Il est rare que s'écoule un jour sans que quelque situation ne m'apporte, par analogie, un éclairage nouveau. Toutefois je préfère ne pas divulguer le fil de mes découvertes, tissant en moi-même la trame sur laquelle je progresse. Je sais qu'il me serait difficile de m'ouvrir sans être immanquablement aspiré vers ce qui reste du domaine de l'indicible : inexprimable et impartageable. Et d'ailleurs j'en viens à me dire que tout ne gagne pas à être nommé. Les mots, trop souvent, enferment, délimitent, circonscrivent et finalement peuvent desservir.

Alors j'explore seul, en silence, en m'accordant le temps de cheminer. Et c'est très bien ainsi...

Sauf que je ne suis pas que sagesse ! Parfois je ressens l'envie d'écrire, comme autrefois. L'envie de me "libérer" de tout ce que je garde... Je m'en empêche, sans être certain que ce soit une bonne solution. Mais bon, c'est celle que je choisis...

Alors de temps en temps je transige en me permettant de faire le point. Poser mes réflexions, comme des jalons, pour aller plus loin. Parfois je peux en parler, et cela me dispense d'écrire, mais j'ai constaté que rares étaient les personnes par qui je me sentais vraiment écouté : sans jugement, sans dénégation, sans simplification, sans minimisation, sans interprétation excessive.

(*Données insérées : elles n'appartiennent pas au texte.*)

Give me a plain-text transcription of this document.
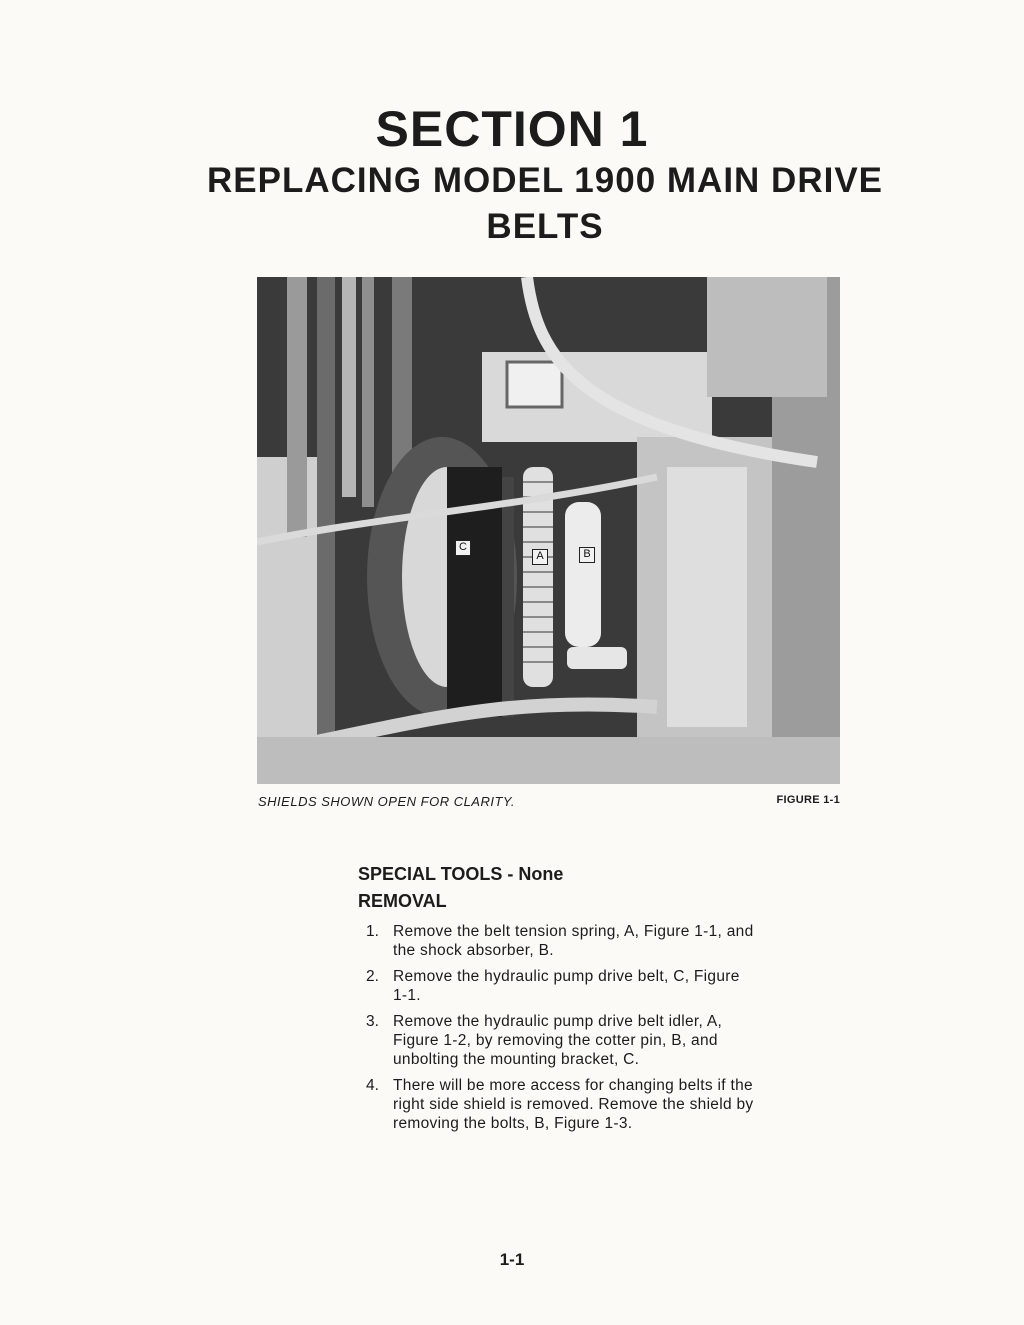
SECTION 1
REPLACING MODEL 1900 MAIN DRIVE
BELTS
C
A	B
SHIELDS SHOWN OPEN FOR CLARITY.	FIGURE 1-1
SPECIAL TOOLS - None
REMOVAL
1. Remove the belt tension spring, A, Figure 1-1, and the shock absorber, B.
2. Remove the hydraulic pump drive belt, C, Figure 1-1.
3. Remove the hydraulic pump drive belt idler, A, Figure 1-2, by removing the cotter pin, B, and unbolting the mounting bracket, C.
4. There will be more access for changing belts if the right side shield is removed. Remove the shield by removing the bolts, B, Figure 1-3.
1-1
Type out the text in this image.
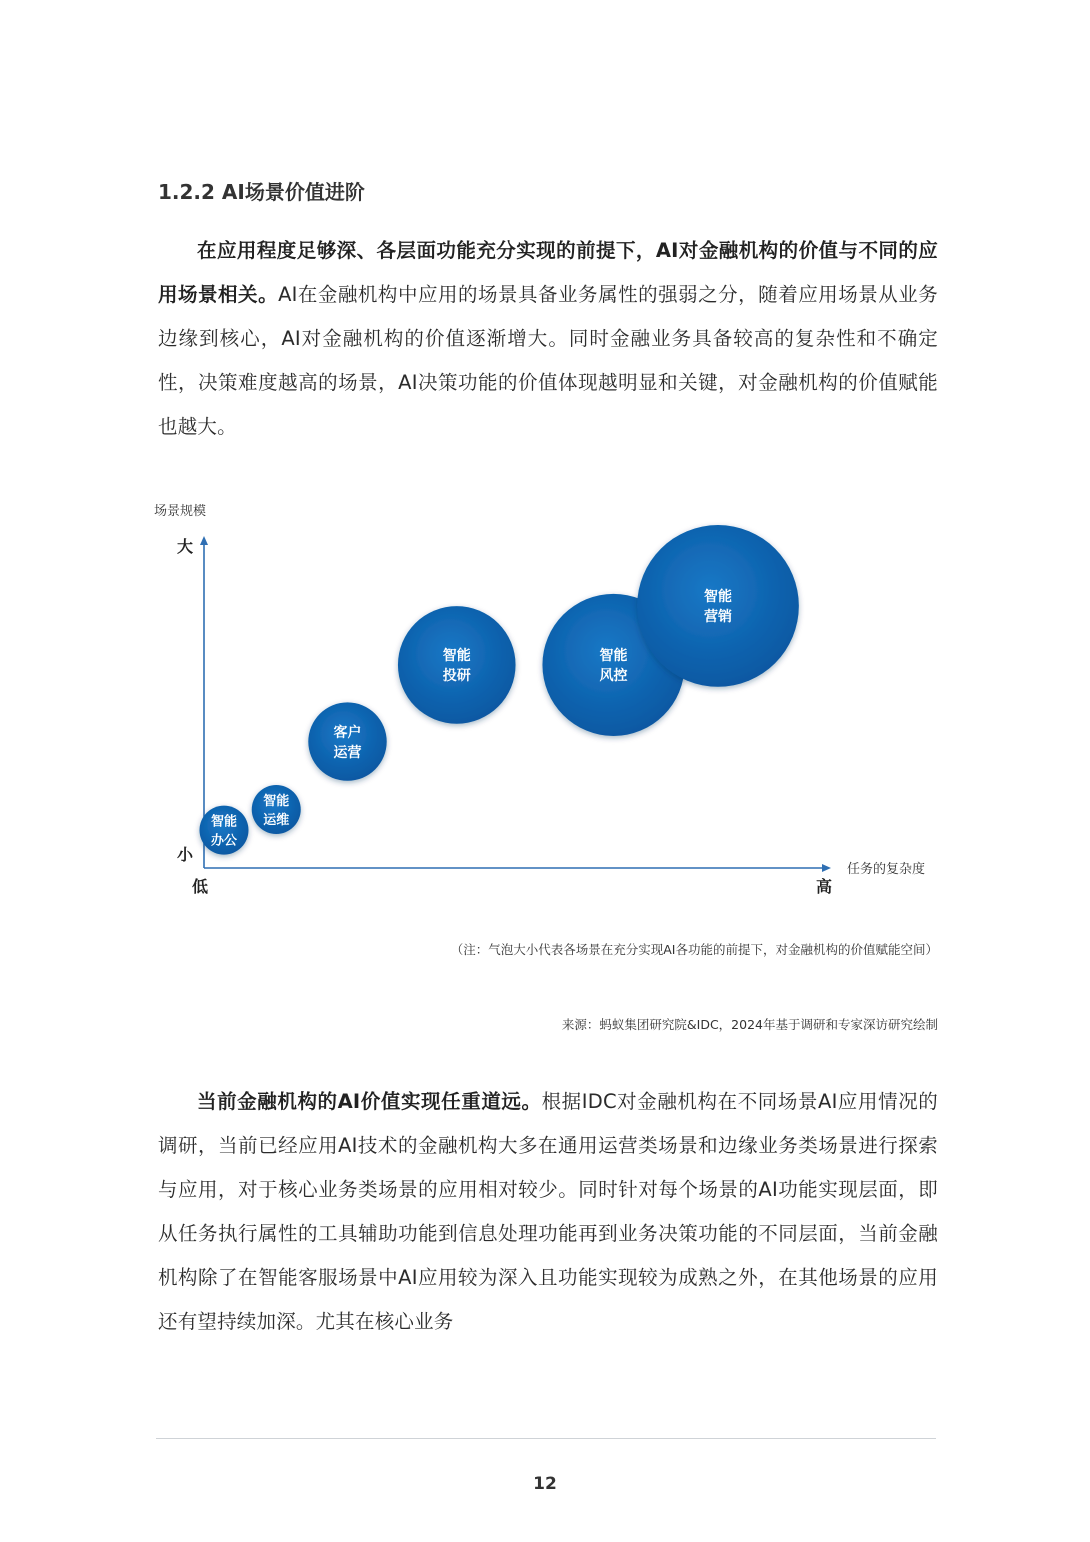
1.2.2 AI场景价值进阶
在应用程度足够深、各层面功能充分实现的前提下，AI对金融机构的价值与不同的应用场景相关。AI在金融机构中应用的场景具备业务属性的强弱之分，随着应用场景从业务边缘到核心，AI对金融机构的价值逐渐增大。同时金融业务具备较高的复杂性和不确定性，决策难度越高的场景，AI决策功能的价值体现越明显和关键，对金融机构的价值赋能也越大。
场景规模
大
小
低	高
任务的复杂度
智能
办公
智能
运维
客户
运营
智能
投研
智能
风控
智能
营销
（注：气泡大小代表各场景在充分实现AI各功能的前提下，对金融机构的价值赋能空间）
来源：蚂蚁集团研究院&IDC，2024年基于调研和专家深访研究绘制
当前金融机构的AI价值实现任重道远。根据IDC对金融机构在不同场景AI应用情况的调研，当前已经应用AI技术的金融机构大多在通用运营类场景和边缘业务类场景进行探索与应用，对于核心业务类场景的应用相对较少。同时针对每个场景的AI功能实现层面，即从任务执行属性的工具辅助功能到信息处理功能再到业务决策功能的不同层面，当前金融机构除了在智能客服场景中AI应用较为深入且功能实现较为成熟之外，在其他场景的应用还有望持续加深。尤其在核心业务
12
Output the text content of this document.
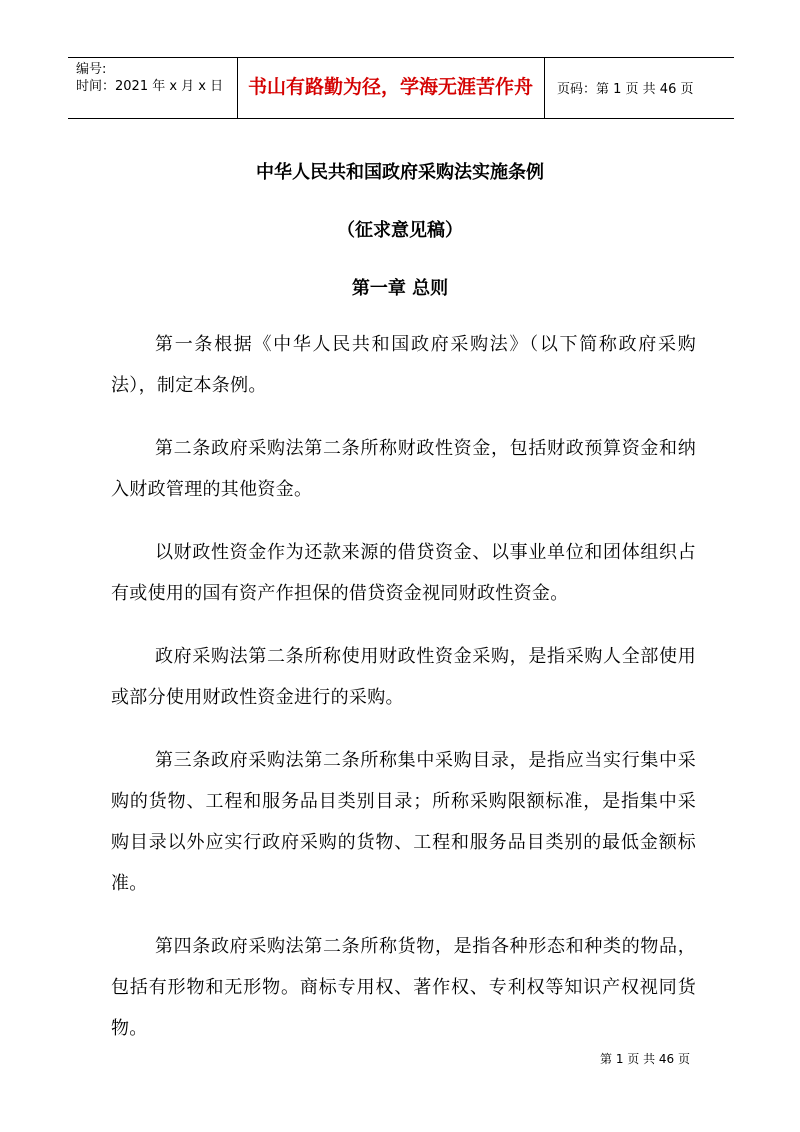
编号:
时间：2021 年 x 月 x 日	书山有路勤为径，学海无涯苦作舟	页码：第 1 页 共 46 页
中华人民共和国政府采购法实施条例
（征求意见稿）
第一章 总则

第一条根据《中华人民共和国政府采购法》（以下简称政府采购法），制定本条例。

第二条政府采购法第二条所称财政性资金，包括财政预算资金和纳入财政管理的其他资金。

以财政性资金作为还款来源的借贷资金、以事业单位和团体组织占有或使用的国有资产作担保的借贷资金视同财政性资金。

政府采购法第二条所称使用财政性资金采购，是指采购人全部使用或部分使用财政性资金进行的采购。

第三条政府采购法第二条所称集中采购目录，是指应当实行集中采购的货物、工程和服务品目类别目录；所称采购限额标准，是指集中采购目录以外应实行政府采购的货物、工程和服务品目类别的最低金额标准。

第四条政府采购法第二条所称货物，是指各种形态和种类的物品，包括有形物和无形物。商标专用权、著作权、专利权等知识产权视同货物。

第 1 页 共 46 页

Je crois que ce que je soulève touche de trop près aux représentations fondatrices de l'autre. Ça induit des réactions autodéfensives peu propices à un véritable échange.

L'écriture pourrait combler ces défaillances. Elle fut pour moi un très efficace outil de conscientisation. En privé, initialement, en public ensuite, ici même. Mais j'écris de moins en moins. L'intime, dans le domaine que j'explorais ici, n'a plus sa place. Or c'était la raison d'être de mon journal, devenu "en ligne".

La question de sa continuation sous cette forme se pose donc régulièrement en moi.

Fort opportunément Coumarine s'est récemment interrogée sur le désir de publication de l'écriture intime : « J'aimerais savoir pourquoi on écrit son "intime" et pourquoi on le donne à lire sur la place publique. (blog ou livre)
Pourquoi fait-on au contraire le choix de le tenir secret ? Pour sa liberté intérieure ? Que risque-t-on donc à dire en vérité qui on est ?
Si on se dévoile, est-ce pour que l'autre, les autres, sachent enfin qui on est dans la vérité de son âme ?
Est-ce pour soi? pour se délivrer d'un secret trop lourd à porter, et qu'on vient jeter ici dans l'anonymat du Net, comme une bouteille à la mer ? dans l'espoir d'obtenir une lecture en empathie ? En compréhension ? En non-jugement ? »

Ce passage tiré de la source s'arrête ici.